How to make a Foraged Festive Wreath


Hands up who is feeling festive?! I wasn’t fully feeling the Christmas vibes last week (despite Joe insisting that we switch our usual Radio 2 over to ‘Magic Christmas’ at every possible opportunity!) .. but this weekend has changed that. And, after visiting our local pick-your-own Christmas tree farm, decorating our lovely fresh tree on Saturday and a festive Sunday making wreaths, eating mince pies and listening to Michael Bublé on repeat… it’s safe to say that I am well and truly full of the Christmas spirit!

I shared a simple step by step on my Instagram stories last night of how to make a simple, foraged, foliage wreath, and you lovely lot sent me so many nice messages that I thought I would pop it all in a blog post for you too with a bit of extra info for those who are keen to give it a try.


Making a wreath is so easy, and is such a lovely Christmas tradition- all you need is a couple of types of foliage, some secateurs or a robust pair of scissors and some thin floristry wire and something to form a base. You can use any evergreen foliage, I decided to use bay, eucalyptus and off-cuts from our Christmas tree. Three contrasting textures, all with wonderful scent that will stick around even when the wreath starts to dry. You could also add dried or fresh flowers, slices of dried fruit, pine cones or herbs - anything goes, so get creative!


Once you have picked your chosen foliage from your garden, the hedgerows.. or over the neighbours fence(!) it is a good idea to condition the greenery before you get started. This basically means leaving the cut foliage to stand in water before you start making your wreath.

Conditioning will mean that your arrangement will last longer, so as soon as you have cut the stems, put them into a clean bucket of fresh water and leave to stand for a few hours, or overnight in a cool place to allow them to fully hydrate.

Don’t worry if you don’t have time to do this- your wreath will still be just as lovely, but will start to wilt and dry out a little quicker.

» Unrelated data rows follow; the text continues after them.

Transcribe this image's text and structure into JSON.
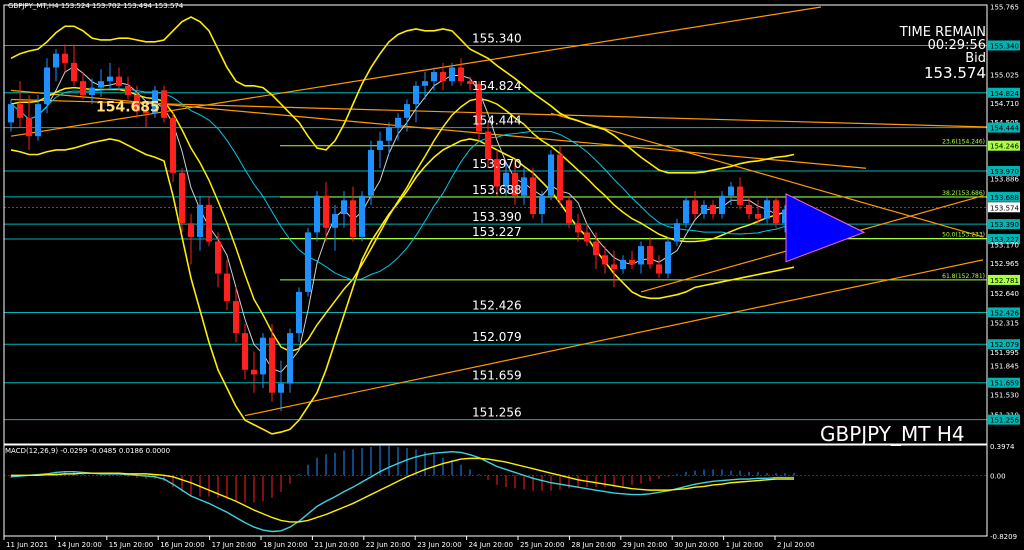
{
  "header": {
    "main_info": "GBPJPY_MT,H4  153.524 153.702 153.494 153.574",
    "macd_info": "MACD(12,26,9) -0.0299 -0.0485 0.0186 0.0000"
  },
  "info_panel": {
    "time_remain_label": "TIME REMAIN",
    "time_remain_value": "00:29:56",
    "bid_label": "Bid",
    "bid_value": "153.574"
  },
  "symbol_watermark": "GBPJPY_MT H4",
  "colors": {
    "background": "#000000",
    "bull_candle": "#1e90ff",
    "bear_candle": "#ff2020",
    "level_line": "#00b4b4",
    "fib_line": "#a8ff40",
    "bollinger": "#ffee00",
    "trend_line": "#ff9900",
    "ma_fast": "#d0d0d0",
    "ma_slow": "#00c8e8",
    "triangle": "#0000ff"
  },
  "chart_data": [
    {
      "type": "candlestick",
      "title": "GBPJPY_MT,H4",
      "ylim": [
        150.99,
        155.76
      ],
      "x_tick_labels": [
        "11 Jun 2021",
        "14 Jun 20:00",
        "15 Jun 20:00",
        "16 Jun 20:00",
        "17 Jun 20:00",
        "18 Jun 20:00",
        "21 Jun 20:00",
        "22 Jun 20:00",
        "23 Jun 20:00",
        "24 Jun 20:00",
        "25 Jun 20:00",
        "28 Jun 20:00",
        "29 Jun 20:00",
        "30 Jun 20:00",
        "1 Jul 20:00",
        "2 Jul 20:00"
      ],
      "y_tick_labels": [
        "155.765",
        "155.340",
        "155.025",
        "154.824",
        "154.710",
        "154.505",
        "154.444",
        "154.246",
        "153.970",
        "153.886",
        "153.688",
        "153.574",
        "153.390",
        "153.227",
        "153.170",
        "152.965",
        "152.781",
        "152.640",
        "152.426",
        "152.315",
        "152.079",
        "151.995",
        "151.845",
        "151.659",
        "151.530",
        "151.310",
        "151.256"
      ],
      "levels": [
        {
          "label": "155.340",
          "value": 155.34
        },
        {
          "label": "154.824",
          "value": 154.824
        },
        {
          "label": "154.444",
          "value": 154.444
        },
        {
          "label": "153.970",
          "value": 153.97
        },
        {
          "label": "153.688",
          "value": 153.688
        },
        {
          "label": "153.390",
          "value": 153.39
        },
        {
          "label": "153.227",
          "value": 153.227
        },
        {
          "label": "152.426",
          "value": 152.426
        },
        {
          "label": "152.079",
          "value": 152.079
        },
        {
          "label": "151.659",
          "value": 151.659
        },
        {
          "label": "151.256",
          "value": 151.256
        }
      ],
      "fib_labels": [
        {
          "label": "23.6(154.246)",
          "value": 154.246
        },
        {
          "label": "38.2(153.686)",
          "value": 153.686
        },
        {
          "label": "50.0(153.233)",
          "value": 153.233
        },
        {
          "label": "61.8(152.781)",
          "value": 152.781
        }
      ],
      "annotation": {
        "label": "154.685",
        "value": 154.685
      },
      "current_price": 153.574,
      "ohlc": [
        [
          154.5,
          154.75,
          154.4,
          154.7
        ],
        [
          154.7,
          154.95,
          154.45,
          154.55
        ],
        [
          154.55,
          154.8,
          154.2,
          154.35
        ],
        [
          154.35,
          154.8,
          154.3,
          154.7
        ],
        [
          154.7,
          155.2,
          154.6,
          155.1
        ],
        [
          155.1,
          155.3,
          154.95,
          155.25
        ],
        [
          155.25,
          155.35,
          155.05,
          155.15
        ],
        [
          155.15,
          155.35,
          154.9,
          154.95
        ],
        [
          154.95,
          155.05,
          154.75,
          154.8
        ],
        [
          154.8,
          154.98,
          154.7,
          154.88
        ],
        [
          154.88,
          155.08,
          154.78,
          154.95
        ],
        [
          154.95,
          155.15,
          154.85,
          155.0
        ],
        [
          155.0,
          155.1,
          154.85,
          154.9
        ],
        [
          154.9,
          155.0,
          154.75,
          154.8
        ],
        [
          154.8,
          154.9,
          154.55,
          154.62
        ],
        [
          154.62,
          154.72,
          154.45,
          154.6
        ],
        [
          154.6,
          154.9,
          154.55,
          154.85
        ],
        [
          154.85,
          154.9,
          154.5,
          154.55
        ],
        [
          154.55,
          154.6,
          153.85,
          153.95
        ],
        [
          153.95,
          154.0,
          153.3,
          153.4
        ],
        [
          153.4,
          153.5,
          152.95,
          153.25
        ],
        [
          153.25,
          153.7,
          153.1,
          153.6
        ],
        [
          153.6,
          153.7,
          153.15,
          153.2
        ],
        [
          153.2,
          153.3,
          152.7,
          152.85
        ],
        [
          152.85,
          153.0,
          152.45,
          152.55
        ],
        [
          152.55,
          152.7,
          152.1,
          152.2
        ],
        [
          152.2,
          152.3,
          151.7,
          151.8
        ],
        [
          151.8,
          152.0,
          151.55,
          151.75
        ],
        [
          151.75,
          152.2,
          151.6,
          152.15
        ],
        [
          152.15,
          152.3,
          151.45,
          151.55
        ],
        [
          151.55,
          151.9,
          151.35,
          151.65
        ],
        [
          151.65,
          152.25,
          151.55,
          152.2
        ],
        [
          152.2,
          152.7,
          152.1,
          152.65
        ],
        [
          152.65,
          153.35,
          152.6,
          153.3
        ],
        [
          153.3,
          153.75,
          153.2,
          153.7
        ],
        [
          153.7,
          153.85,
          153.2,
          153.35
        ],
        [
          153.35,
          153.6,
          153.1,
          153.5
        ],
        [
          153.5,
          153.75,
          153.35,
          153.65
        ],
        [
          153.65,
          153.8,
          153.2,
          153.25
        ],
        [
          153.25,
          153.75,
          153.2,
          153.7
        ],
        [
          153.7,
          154.3,
          153.6,
          154.2
        ],
        [
          154.2,
          154.4,
          154.0,
          154.3
        ],
        [
          154.3,
          154.5,
          154.15,
          154.45
        ],
        [
          154.45,
          154.6,
          154.3,
          154.55
        ],
        [
          154.55,
          154.75,
          154.4,
          154.7
        ],
        [
          154.7,
          154.95,
          154.5,
          154.9
        ],
        [
          154.9,
          155.05,
          154.75,
          154.95
        ],
        [
          154.95,
          155.1,
          154.85,
          155.05
        ],
        [
          155.05,
          155.15,
          154.85,
          154.95
        ],
        [
          154.95,
          155.15,
          154.9,
          155.1
        ],
        [
          155.1,
          155.2,
          154.9,
          154.95
        ],
        [
          154.95,
          155.0,
          154.85,
          154.92
        ],
        [
          154.92,
          154.95,
          154.3,
          154.4
        ],
        [
          154.4,
          154.5,
          154.0,
          154.1
        ],
        [
          154.1,
          154.2,
          153.7,
          153.8
        ],
        [
          153.8,
          154.05,
          153.7,
          153.95
        ],
        [
          153.95,
          154.1,
          153.6,
          153.7
        ],
        [
          153.7,
          154.0,
          153.6,
          153.9
        ],
        [
          153.9,
          154.0,
          153.45,
          153.5
        ],
        [
          153.5,
          153.75,
          153.4,
          153.7
        ],
        [
          153.7,
          154.2,
          153.65,
          154.15
        ],
        [
          154.15,
          154.25,
          153.6,
          153.65
        ],
        [
          153.65,
          153.7,
          153.35,
          153.4
        ],
        [
          153.4,
          153.5,
          153.2,
          153.3
        ],
        [
          153.3,
          153.4,
          153.15,
          153.2
        ],
        [
          153.2,
          153.3,
          152.9,
          153.05
        ],
        [
          153.05,
          153.15,
          152.85,
          152.95
        ],
        [
          152.95,
          153.1,
          152.7,
          152.9
        ],
        [
          152.9,
          153.05,
          152.85,
          153.0
        ],
        [
          153.0,
          153.1,
          152.9,
          152.95
        ],
        [
          152.95,
          153.2,
          152.85,
          153.15
        ],
        [
          153.15,
          153.25,
          152.9,
          152.95
        ],
        [
          152.95,
          153.05,
          152.8,
          152.85
        ],
        [
          152.85,
          153.25,
          152.8,
          153.2
        ],
        [
          153.2,
          153.45,
          153.15,
          153.4
        ],
        [
          153.4,
          153.7,
          153.35,
          153.65
        ],
        [
          153.65,
          153.75,
          153.45,
          153.5
        ],
        [
          153.5,
          153.65,
          153.45,
          153.6
        ],
        [
          153.6,
          153.65,
          153.45,
          153.5
        ],
        [
          153.5,
          153.75,
          153.45,
          153.7
        ],
        [
          153.7,
          153.85,
          153.6,
          153.8
        ],
        [
          153.8,
          153.9,
          153.55,
          153.6
        ],
        [
          153.6,
          153.7,
          153.45,
          153.5
        ],
        [
          153.5,
          153.65,
          153.4,
          153.45
        ],
        [
          153.45,
          153.7,
          153.4,
          153.65
        ],
        [
          153.65,
          153.7,
          153.35,
          153.4
        ],
        [
          153.4,
          153.6,
          153.3,
          153.55
        ],
        [
          153.55,
          153.7,
          153.5,
          153.574
        ]
      ],
      "bollinger": {
        "mid": [
          154.7,
          154.72,
          154.72,
          154.73,
          154.78,
          154.83,
          154.87,
          154.88,
          154.87,
          154.86,
          154.86,
          154.86,
          154.86,
          154.84,
          154.8,
          154.77,
          154.76,
          154.73,
          154.6,
          154.42,
          154.22,
          154.06,
          153.87,
          153.64,
          153.4,
          153.13,
          152.84,
          152.57,
          152.4,
          152.21,
          152.05,
          152.0,
          152.03,
          152.13,
          152.29,
          152.42,
          152.55,
          152.68,
          152.79,
          152.95,
          153.12,
          153.3,
          153.48,
          153.64,
          153.79,
          153.97,
          154.13,
          154.3,
          154.45,
          154.58,
          154.67,
          154.74,
          154.76,
          154.74,
          154.7,
          154.63,
          154.55,
          154.48,
          154.38,
          154.3,
          154.24,
          154.16,
          154.07,
          153.98,
          153.89,
          153.79,
          153.7,
          153.6,
          153.52,
          153.45,
          153.4,
          153.34,
          153.28,
          153.24,
          153.21,
          153.2,
          153.2,
          153.21,
          153.23,
          153.27,
          153.31,
          153.35,
          153.38,
          153.42,
          153.46,
          153.49,
          153.52,
          153.55
        ],
        "upper": [
          155.2,
          155.25,
          155.28,
          155.3,
          155.38,
          155.48,
          155.55,
          155.55,
          155.5,
          155.42,
          155.4,
          155.4,
          155.42,
          155.42,
          155.4,
          155.38,
          155.38,
          155.4,
          155.5,
          155.6,
          155.65,
          155.6,
          155.5,
          155.3,
          155.1,
          154.95,
          154.9,
          154.9,
          154.88,
          154.8,
          154.7,
          154.6,
          154.5,
          154.35,
          154.22,
          154.2,
          154.3,
          154.48,
          154.7,
          154.92,
          155.1,
          155.25,
          155.38,
          155.46,
          155.5,
          155.52,
          155.5,
          155.5,
          155.52,
          155.5,
          155.4,
          155.3,
          155.25,
          155.2,
          155.12,
          155.05,
          154.98,
          154.9,
          154.82,
          154.75,
          154.68,
          154.6,
          154.55,
          154.52,
          154.48,
          154.45,
          154.42,
          154.36,
          154.28,
          154.2,
          154.12,
          154.05,
          153.98,
          153.95,
          153.95,
          153.95,
          153.95,
          153.96,
          153.98,
          154.0,
          154.02,
          154.05,
          154.07,
          154.08,
          154.1,
          154.12,
          154.13,
          154.15
        ],
        "lower": [
          154.2,
          154.18,
          154.15,
          154.15,
          154.18,
          154.2,
          154.2,
          154.22,
          154.25,
          154.28,
          154.3,
          154.32,
          154.3,
          154.25,
          154.2,
          154.15,
          154.12,
          154.08,
          153.7,
          153.25,
          152.8,
          152.45,
          152.1,
          151.8,
          151.6,
          151.4,
          151.25,
          151.2,
          151.15,
          151.1,
          151.12,
          151.15,
          151.25,
          151.4,
          151.55,
          151.8,
          152.1,
          152.4,
          152.7,
          153.0,
          153.2,
          153.35,
          153.5,
          153.62,
          153.75,
          153.9,
          154.02,
          154.12,
          154.2,
          154.25,
          154.3,
          154.32,
          154.3,
          154.25,
          154.2,
          154.15,
          154.1,
          154.02,
          153.95,
          153.85,
          153.75,
          153.62,
          153.48,
          153.35,
          153.25,
          153.1,
          152.98,
          152.85,
          152.75,
          152.65,
          152.6,
          152.58,
          152.58,
          152.6,
          152.62,
          152.65,
          152.7,
          152.72,
          152.74,
          152.76,
          152.78,
          152.8,
          152.82,
          152.84,
          152.86,
          152.88,
          152.9,
          152.92
        ]
      }
    },
    {
      "type": "line",
      "title": "MACD(12,26,9) -0.0299 -0.0485 0.0186 0.0000",
      "ylim": [
        -0.8209,
        0.3974
      ],
      "y_tick_labels": [
        "0.3974",
        "0.00",
        "-0.8209"
      ],
      "series": [
        {
          "name": "MACD",
          "values": [
            -0.02,
            -0.01,
            0.0,
            0.01,
            0.02,
            0.04,
            0.05,
            0.05,
            0.04,
            0.03,
            0.02,
            0.02,
            0.02,
            0.01,
            0.0,
            -0.01,
            -0.02,
            -0.05,
            -0.12,
            -0.2,
            -0.28,
            -0.33,
            -0.38,
            -0.44,
            -0.5,
            -0.57,
            -0.64,
            -0.7,
            -0.74,
            -0.76,
            -0.75,
            -0.7,
            -0.62,
            -0.52,
            -0.42,
            -0.35,
            -0.29,
            -0.22,
            -0.16,
            -0.09,
            -0.02,
            0.05,
            0.11,
            0.16,
            0.21,
            0.25,
            0.28,
            0.3,
            0.31,
            0.32,
            0.31,
            0.28,
            0.24,
            0.18,
            0.12,
            0.08,
            0.04,
            0.0,
            -0.04,
            -0.07,
            -0.1,
            -0.12,
            -0.14,
            -0.16,
            -0.18,
            -0.2,
            -0.22,
            -0.24,
            -0.25,
            -0.26,
            -0.26,
            -0.25,
            -0.23,
            -0.21,
            -0.18,
            -0.15,
            -0.12,
            -0.1,
            -0.08,
            -0.07,
            -0.06,
            -0.05,
            -0.05,
            -0.04,
            -0.04,
            -0.03,
            -0.03,
            -0.03
          ]
        },
        {
          "name": "Signal",
          "values": [
            0.0,
            0.0,
            0.0,
            0.0,
            0.01,
            0.01,
            0.02,
            0.02,
            0.03,
            0.03,
            0.03,
            0.03,
            0.03,
            0.02,
            0.02,
            0.02,
            0.01,
            0.0,
            -0.02,
            -0.06,
            -0.1,
            -0.15,
            -0.2,
            -0.25,
            -0.3,
            -0.35,
            -0.41,
            -0.47,
            -0.52,
            -0.57,
            -0.61,
            -0.63,
            -0.63,
            -0.61,
            -0.57,
            -0.53,
            -0.48,
            -0.43,
            -0.38,
            -0.32,
            -0.26,
            -0.2,
            -0.14,
            -0.08,
            -0.02,
            0.03,
            0.08,
            0.12,
            0.16,
            0.19,
            0.22,
            0.23,
            0.23,
            0.22,
            0.2,
            0.18,
            0.15,
            0.12,
            0.09,
            0.06,
            0.03,
            0.0,
            -0.03,
            -0.06,
            -0.08,
            -0.1,
            -0.12,
            -0.14,
            -0.16,
            -0.18,
            -0.19,
            -0.2,
            -0.2,
            -0.2,
            -0.19,
            -0.18,
            -0.16,
            -0.15,
            -0.13,
            -0.12,
            -0.1,
            -0.09,
            -0.08,
            -0.07,
            -0.06,
            -0.05,
            -0.05,
            -0.05
          ]
        }
      ]
    }
  ]
}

While your foliage is conditioning, you will need to find something to form a base for the wreath. You can buy pre-made wire or woven wreath bases from craft stores and florists, but it is also super easy to make your own. You could either make a circle with sturdy wire, or form a circle using twigs from the garden.

I cut fresh willow stems to make mine, which were nice and bendy and easy to form into a circle. It’s best to use stems from a live plant rather than fallen dead twigs, as they will still have sap inside which will mean they can bend easily without snapping.

Form a rough circle with your chosen twigs and tie the ends together tightly with floristry wire. Don’t worry if it doesn’t look perfect- it will be covered up soon enough.


It’s now time to start your wreath making- clear a space on your kitchen counter, stick on your most festive playlist and pour yourself a glass of mulled wine!

Start by making little bundles of each type of foliage. Take a few stems of each of your chosen greenery, trim them all to the same size and wrap the bottoms of the stems together tightly using wire.


For my 40cm diameter wreath I needed 18 little bunches in total- 6 of each of my chosen foliage.

Once all of your bunches are made, it is time to start assembling. Wire the bottom 1/3 of each foliage bunch onto the twig circle, making sure that the wire is tight and secure so that the bunches don’t slip.

Take the next bunch and overlap the previous one slightly, wiring the bottom 1/3 in tightly again.


Repeat the process with alternating foliage types, making sure that you hide the wire of the previous bunch and keeping the wire tied tight.


And then you will have your finished wreath! You can keep it super simple like I have, or decorate with flowers, pine cones, baubles, ribbons… whatever you fancy.


Hang your wreath on your door using wire or ribbon, and stand back to admire your handiwork!